19th June, 2024

The EMIR 3.0 regulation was agreed in February by the European Commission, European Council and European Parliament, paving the way for the European Securities and Markets Authority (ESMA) to draft the technical standards
Eurex hosted on June 13 a panel discussion which considered the practical implications of the EMIR 3.0 regulation designed to force European interest rate derivatives clearing to shift from London into the Europe.
The regulation, which has been discussed for years since the UK’s Brexit decision in 2016, was finally agreed in February by the European Commission, European Council and European Parliament, paving the way for the European Securities and Markets Authority (ESMA) to draft the technical standards, expected later this year.
The consensus agreement requires that EU market participants subject to the clearing obligation that also meet certain clearing thresholds in Euro or Polish Zloty interest rate derivatives have an active clearing account with a European central counterparty (CCP).
An “active account” is defined by three operational criteria and a fourth that refers to the size of the market participant, explained Viktoria Hackenberg, vice president of regulatory affairs at Deutsche Boerse.
She told the delegation: “Under those operational criteria, they need to ensure the account is set-up by proving they have the IT connectivity, the legal documentation and internal processes but they also need to ensure they have the systems and resources in place to take on large volume from the UK even at short notice.
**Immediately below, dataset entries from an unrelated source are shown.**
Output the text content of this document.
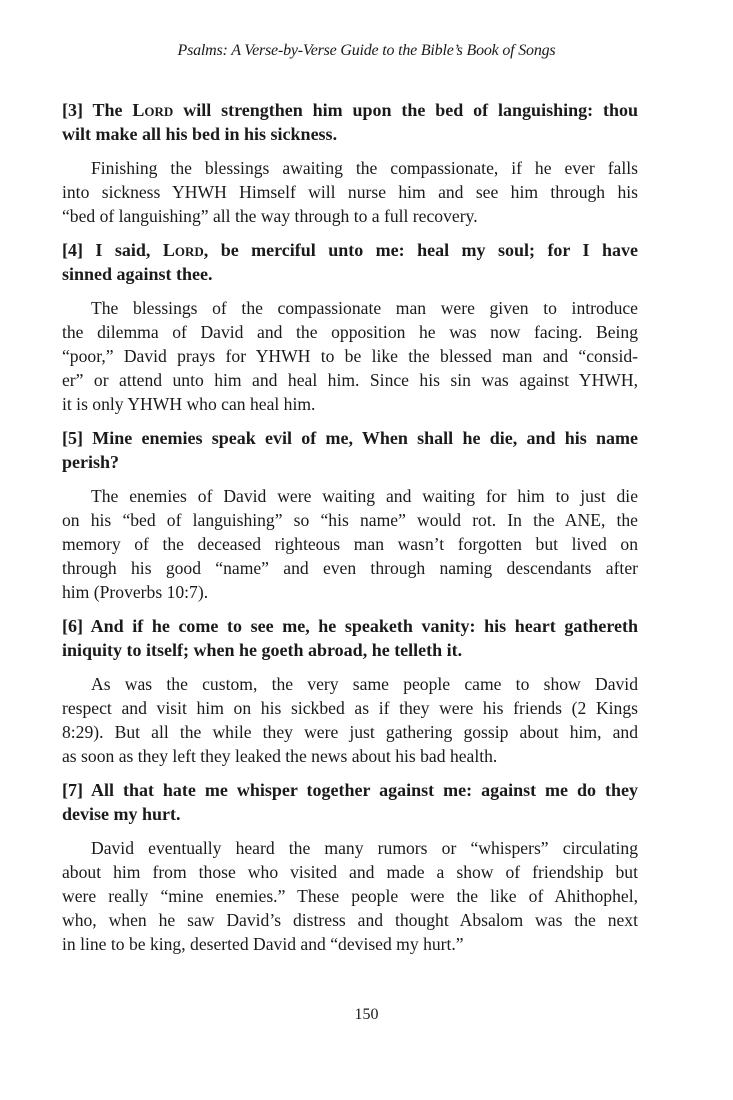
Psalms: A Verse-by-Verse Guide to the Bible’s Book of Songs
[3] The Lord will strengthen him upon the bed of languishing: thou
wilt make all his bed in his sickness.
Finishing the blessings awaiting the compassionate, if he ever falls
into sickness YHWH Himself will nurse him and see him through his
“bed of languishing” all the way through to a full recovery.
[4] I said, Lord, be merciful unto me: heal my soul; for I have
sinned against thee.
The blessings of the compassionate man were given to introduce
the dilemma of David and the opposition he was now facing. Being
“poor,” David prays for YHWH to be like the blessed man and “consid-
er” or attend unto him and heal him. Since his sin was against YHWH,
it is only YHWH who can heal him.
[5] Mine enemies speak evil of me, When shall he die, and his name
perish?
The enemies of David were waiting and waiting for him to just die
on his “bed of languishing” so “his name” would rot. In the ANE, the
memory of the deceased righteous man wasn’t forgotten but lived on
through his good “name” and even through naming descendants after
him (Proverbs 10:7).
[6] And if he come to see me, he speaketh vanity: his heart gathereth
iniquity to itself; when he goeth abroad, he telleth it.
As was the custom, the very same people came to show David
respect and visit him on his sickbed as if they were his friends (2 Kings
8:29). But all the while they were just gathering gossip about him, and
as soon as they left they leaked the news about his bad health.
[7] All that hate me whisper together against me: against me do they
devise my hurt.
David eventually heard the many rumors or “whispers” circulating
about him from those who visited and made a show of friendship but
were really “mine enemies.” These people were the like of Ahithophel,
who, when he saw David’s distress and thought Absalom was the next
in line to be king, deserted David and “devised my hurt.”
150
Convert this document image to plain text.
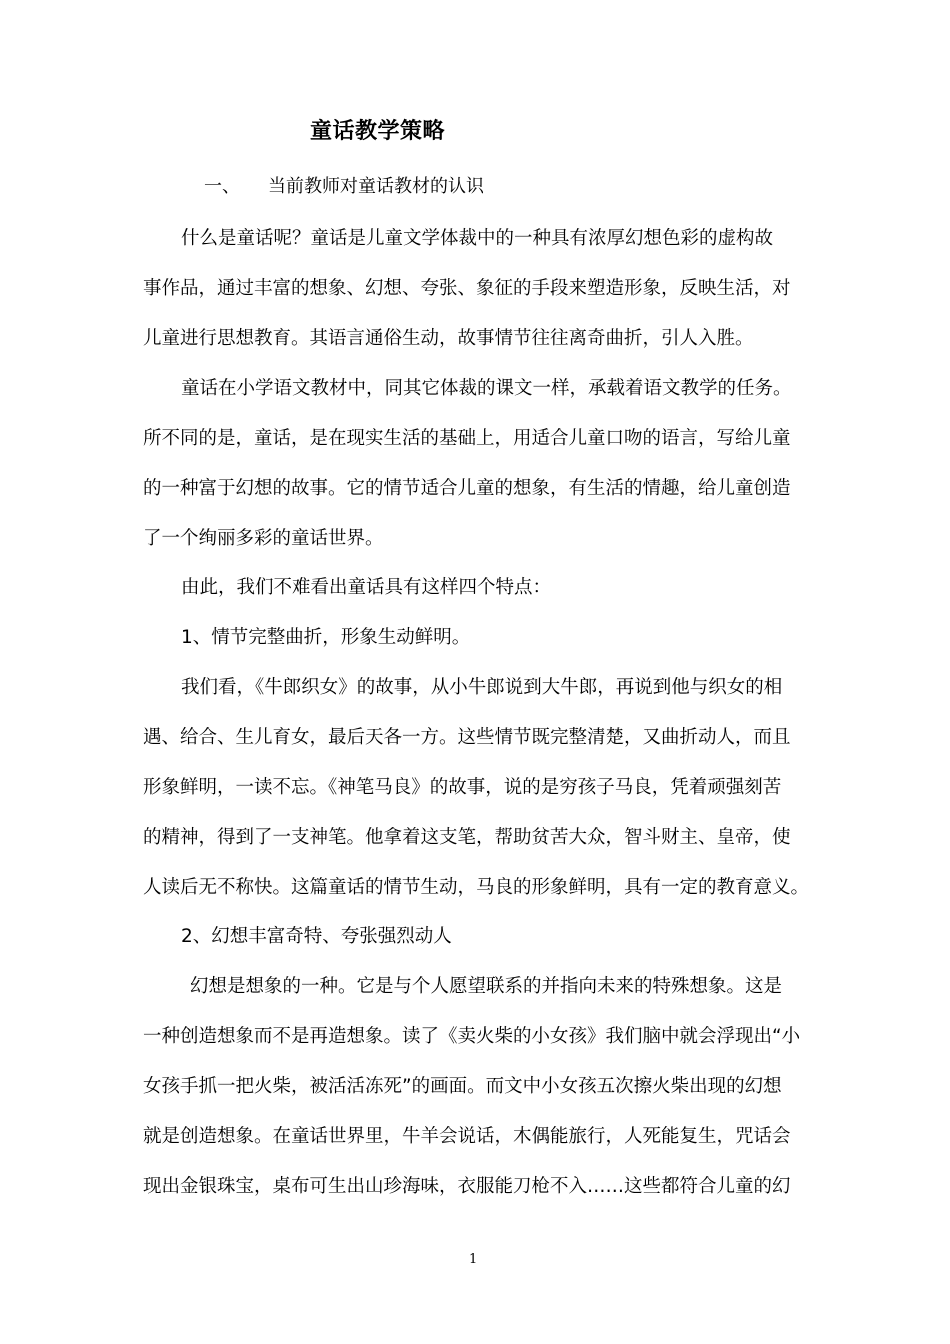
童话教学策略
一、 当前教师对童话教材的认识
什么是童话呢？童话是儿童文学体裁中的一种具有浓厚幻想色彩的虚构故
事作品，通过丰富的想象、幻想、夸张、象征的手段来塑造形象，反映生活，对
儿童进行思想教育。其语言通俗生动，故事情节往往离奇曲折，引人入胜。
童话在小学语文教材中，同其它体裁的课文一样，承载着语文教学的任务。
所不同的是，童话，是在现实生活的基础上，用适合儿童口吻的语言，写给儿童
的一种富于幻想的故事。它的情节适合儿童的想象，有生活的情趣，给儿童创造
了一个绚丽多彩的童话世界。
由此，我们不难看出童话具有这样四个特点：
1、情节完整曲折，形象生动鲜明。
我们看，《牛郎织女》的故事，从小牛郎说到大牛郎，再说到他与织女的相
遇、给合、生儿育女，最后天各一方。这些情节既完整清楚，又曲折动人，而且
形象鲜明，一读不忘。《神笔马良》的故事，说的是穷孩子马良，凭着顽强刻苦
的精神，得到了一支神笔。他拿着这支笔，帮助贫苦大众，智斗财主、皇帝，使
人读后无不称快。这篇童话的情节生动，马良的形象鲜明，具有一定的教育意义。
2、幻想丰富奇特、夸张强烈动人
幻想是想象的一种。它是与个人愿望联系的并指向未来的特殊想象。这是
一种创造想象而不是再造想象。读了《卖火柴的小女孩》我们脑中就会浮现出“小
女孩手抓一把火柴，被活活冻死”的画面。而文中小女孩五次擦火柴出现的幻想
就是创造想象。在童话世界里，牛羊会说话，木偶能旅行，人死能复生，咒话会
现出金银珠宝，桌布可生出山珍海味，衣服能刀枪不入……这些都符合儿童的幻
1
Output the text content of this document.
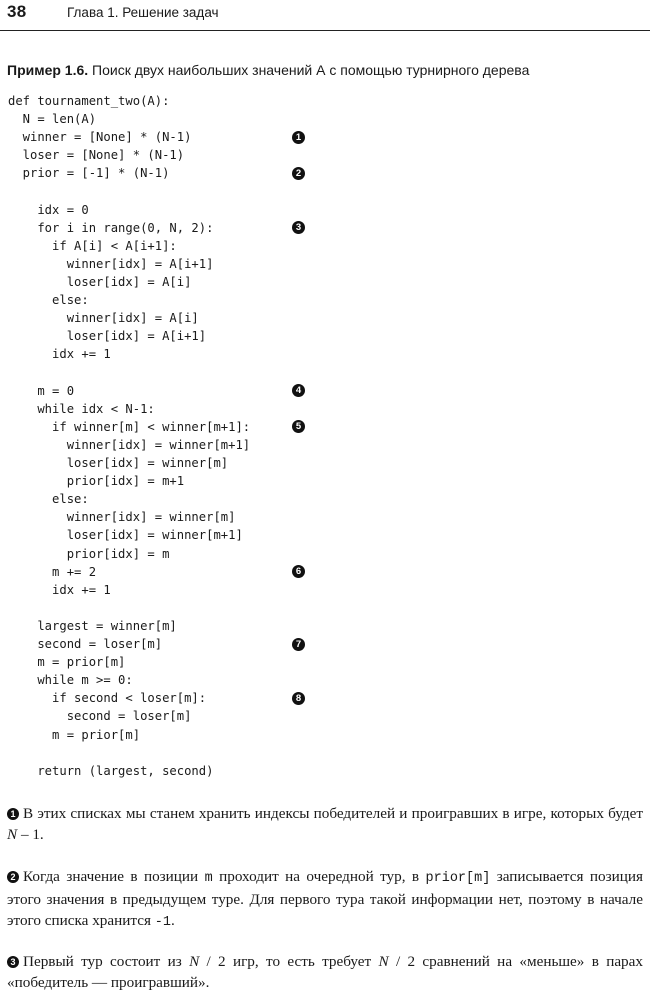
38	Глава 1. Решение задач
Пример 1.6. Поиск двух наибольших значений А с помощью турнирного дерева
def tournament_two(A):
N = len(A)
winner = [None] * (N-1)
loser = [None] * (N-1)
prior = [-1] * (N-1)
idx = 0
for i in range(0, N, 2):
if A[i] < A[i+1]:
winner[idx] = A[i+1]
loser[idx] = A[i]
else:
winner[idx] = A[i]
loser[idx] = A[i+1]
idx += 1
m = 0
while idx < N-1:
if winner[m] < winner[m+1]:
winner[idx] = winner[m+1]
loser[idx] = winner[m]
prior[idx] = m+1
else:
winner[idx] = winner[m]
loser[idx] = winner[m+1]
prior[idx] = m
m += 2
idx += 1
largest = winner[m]
second = loser[m]
m = prior[m]
while m >= 0:
if second < loser[m]:
second = loser[m]
m = prior[m]
return (largest, second)
1
2
3
4
5
6
7
8
1 В этих списках мы станем хранить индексы победителей и проигравших в игре, которых будет N – 1.
2 Когда значение в позиции m проходит на очередной тур, в prior[m] записывается позиция этого значения в предыдущем туре. Для первого тура такой информации нет, поэтому в начале этого списка хранится -1.
3 Первый тур состоит из N / 2 игр, то есть требует N / 2 сравнений на «меньше» в парах «победитель — проигравший».
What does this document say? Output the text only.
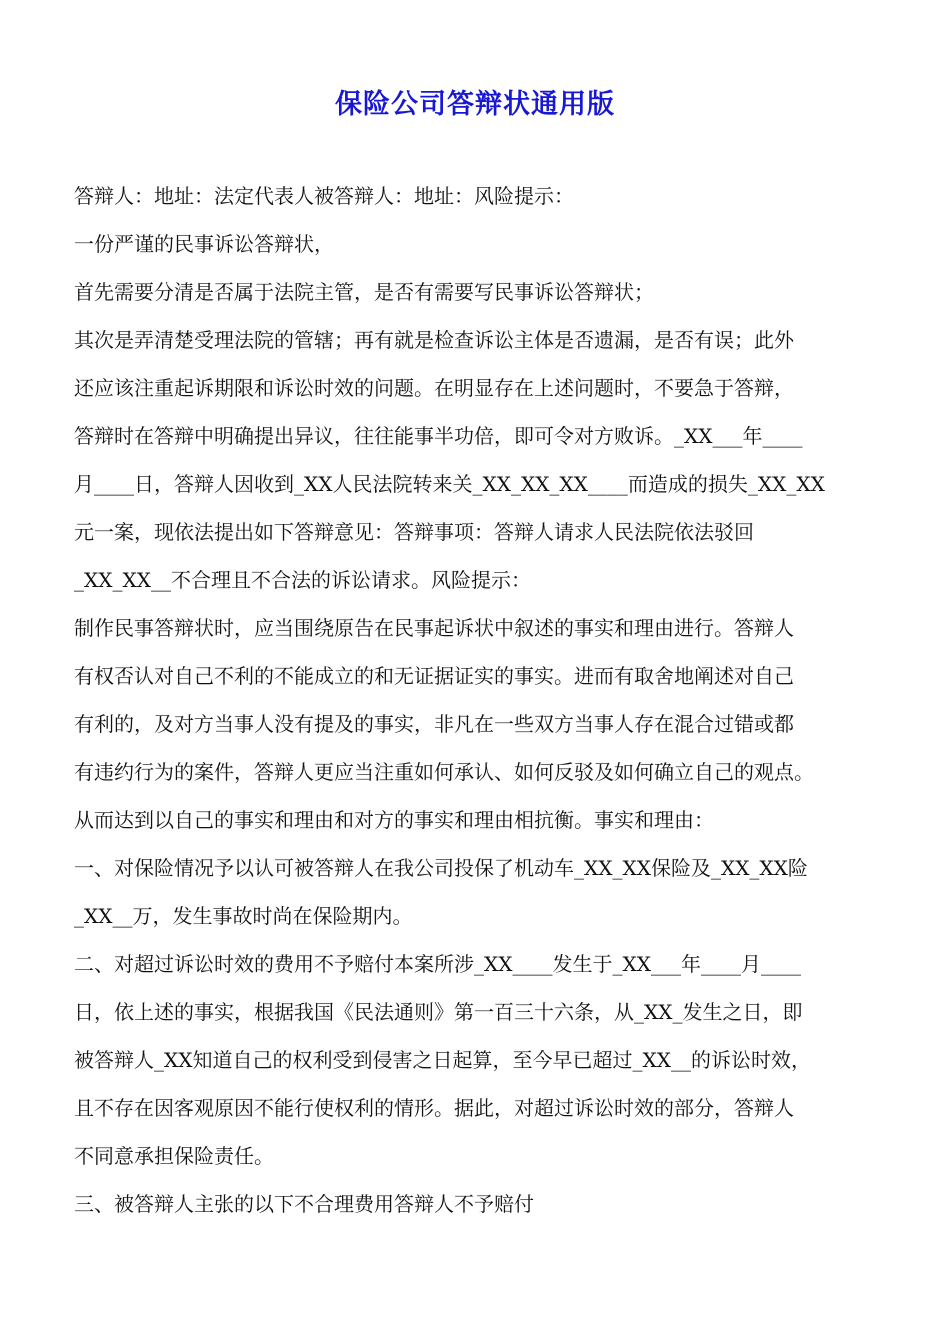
保险公司答辩状通用版

答辩人：地址：法定代表人被答辩人：地址：风险提示：

一份严谨的民事诉讼答辩状，

首先需要分清是否属于法院主管，是否有需要写民事诉讼答辩状；

其次是弄清楚受理法院的管辖；再有就是检查诉讼主体是否遗漏，是否有误；此外

还应该注重起诉期限和诉讼时效的问题。在明显存在上述问题时，不要急于答辩，

答辩时在答辩中明确提出异议，往往能事半功倍，即可令对方败诉。_XX___年____

月____日，答辩人因收到_XX人民法院转来关_XX_XX_XX____而造成的损失_XX_XX

元一案，现依法提出如下答辩意见：答辩事项：答辩人请求人民法院依法驳回

_XX_XX__不合理且不合法的诉讼请求。风险提示：

制作民事答辩状时，应当围绕原告在民事起诉状中叙述的事实和理由进行。答辩人

有权否认对自己不利的不能成立的和无证据证实的事实。进而有取舍地阐述对自己

有利的，及对方当事人没有提及的事实，非凡在一些双方当事人存在混合过错或都

有违约行为的案件，答辩人更应当注重如何承认、如何反驳及如何确立自己的观点。

从而达到以自己的事实和理由和对方的事实和理由相抗衡。事实和理由：

一、对保险情况予以认可被答辩人在我公司投保了机动车_XX_XX保险及_XX_XX险

_XX__万，发生事故时尚在保险期内。

二、对超过诉讼时效的费用不予赔付本案所涉_XX____发生于_XX___年____月____

日，依上述的事实，根据我国《民法通则》第一百三十六条，从_XX_发生之日，即

被答辩人_XX知道自己的权利受到侵害之日起算，至今早已超过_XX__的诉讼时效，

且不存在因客观原因不能行使权利的情形。据此，对超过诉讼时效的部分，答辩人

不同意承担保险责任。

三、被答辩人主张的以下不合理费用答辩人不予赔付
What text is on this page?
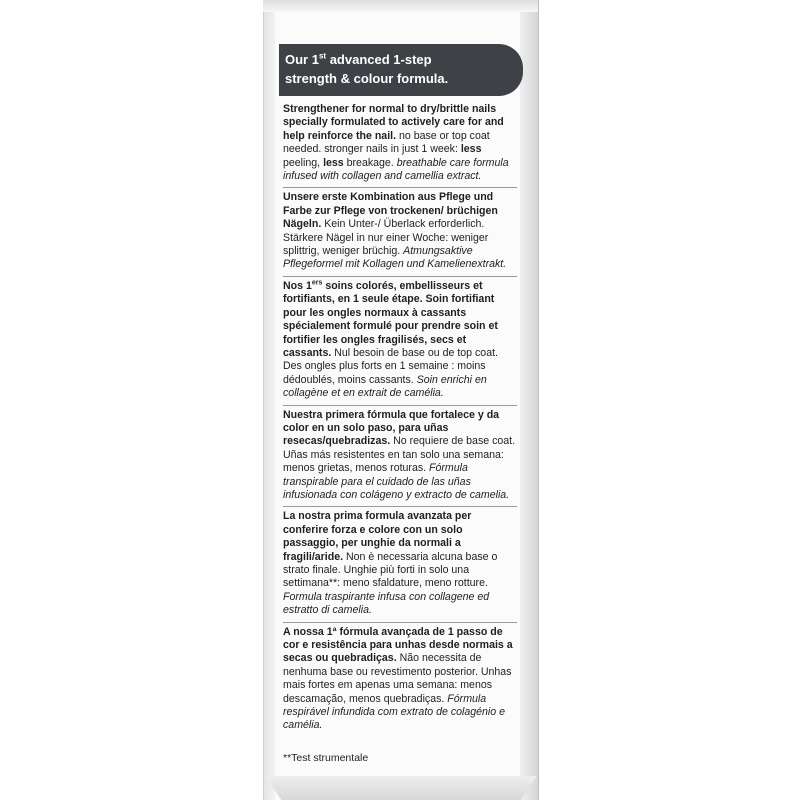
Our 1st advanced 1-step
strength & colour formula.
Strengthener for normal to dry/brittle nails specially formulated to actively care for and help reinforce the nail. no base or top coat needed. stronger nails in just 1 week: less peeling, less breakage. breathable care formula infused with collagen and camellia extract.
Unsere erste Kombination aus Pflege und Farbe zur Pflege von trockenen/ brüchigen Nägeln. Kein Unter-/ Überlack erforderlich. Stärkere Nägel in nur einer Woche: weniger splittrig, weniger brüchig. Atmungsaktive Pflegeformel mit Kollagen und Kamelienextrakt.
Nos 1ers soins colorés, embellisseurs et fortifiants, en 1 seule étape. Soin fortifiant pour les ongles normaux à cassants spécialement formulé pour prendre soin et fortifier les ongles fragilisés, secs et cassants. Nul besoin de base ou de top coat. Des ongles plus forts en 1 semaine : moins dédoublés, moins cassants. Soin enrichi en collagène et en extrait de camélia.
Nuestra primera fórmula que fortalece y da color en un solo paso, para uñas resecas/quebradizas. No requiere de base coat. Uñas más resistentes en tan solo una semana: menos grietas, menos roturas. Fórmula transpirable para el cuidado de las uñas infusionada con colágeno y extracto de camelia.
La nostra prima formula avanzata per conferire forza e colore con un solo passaggio, per unghie da normali a fragili/aride. Non è necessaria alcuna base o strato finale. Unghie più forti in solo una settimana**: meno sfaldature, meno rotture. Formula traspirante infusa con collagene ed estratto di camelia.
A nossa 1ª fórmula avançada de 1 passo de cor e resistência para unhas desde normais a secas ou quebradiças. Não necessita de nenhuma base ou revestimento posterior. Unhas mais fortes em apenas uma semana: menos descamação, menos quebradiças. Fórmula respirável infundida com extrato de colagénio e camélia.
**Test strumentale
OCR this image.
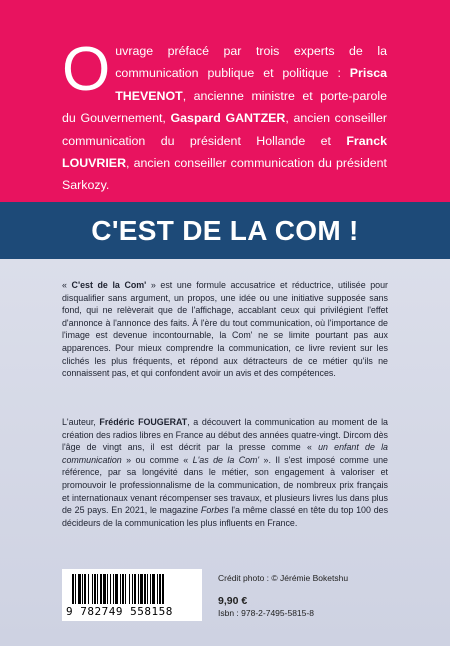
Ouvrage préfacé par trois experts de la communication publique et politique : Prisca THEVENOT, ancienne ministre et porte-parole du Gouvernement, Gaspard GANTZER, ancien conseiller communication du président Hollande et Franck LOUVRIER, ancien conseiller communication du président Sarkozy.
C'EST DE LA COM !

« C'est de la Com' » est une formule accusatrice et réductrice, utilisée pour disqualifier sans argument, un propos, une idée ou une initiative supposée sans fond, qui ne relèverait que de l'affichage, accablant ceux qui privilégient l'effet d'annonce à l'annonce des faits. À l'ère du tout communication, où l'importance de l'image est devenue incontournable, la Com' ne se limite pourtant pas aux apparences. Pour mieux comprendre la communication, ce livre revient sur les clichés les plus fréquents, et répond aux détracteurs de ce métier qu'ils ne connaissent pas, et qui confondent avoir un avis et des compétences.

L'auteur, Frédéric FOUGERAT, a découvert la communication au moment de la création des radios libres en France au début des années quatre-vingt. Dircom dès l'âge de vingt ans, il est décrit par la presse comme « un enfant de la communication » ou comme « L'as de la Com' ». Il s'est imposé comme une référence, par sa longévité dans le métier, son engagement à valoriser et promouvoir le professionnalisme de la communication, de nombreux prix français et internationaux venant récompenser ses travaux, et plusieurs livres lus dans plus de 25 pays. En 2021, le magazine Forbes l'a même classé en tête du top 100 des décideurs de la communication les plus influents en France.

9 782749 558158
Crédit photo : © Jérémie Boketshu
9,90 €
Isbn : 978-2-7495-5815-8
Lastly, they need to ensure that new business can be cleared in the EU at any time.”
Hackenberg added: “The fourth criteria is the representativeness criterion which implies a certain level of activity in EU accounts depending on the size of the firm. It requires firms to mirror to some extent the portfolio they have in the UK on the continent as firms will need to clear at least five trades in the relevant sub-categories of the products that are in scope of the regime in a specific reference period.”
Small firms are treated differently under the regulation, meaning they need to clear less than larger entities while very small firms and client clearing services are exempted altogether from the representativeness criteria.
Following the agreement in February, the European Commission expressed frustration that the regulation did not go further but Hackenberg said the consensus is “a good balance between the regulators’ financial stability concerns and the industry’s competitiveness concerns”.
Looking ahead, Hackenberg said the legislative text needs to be “cleaned up” and translated into all of the official EU languages.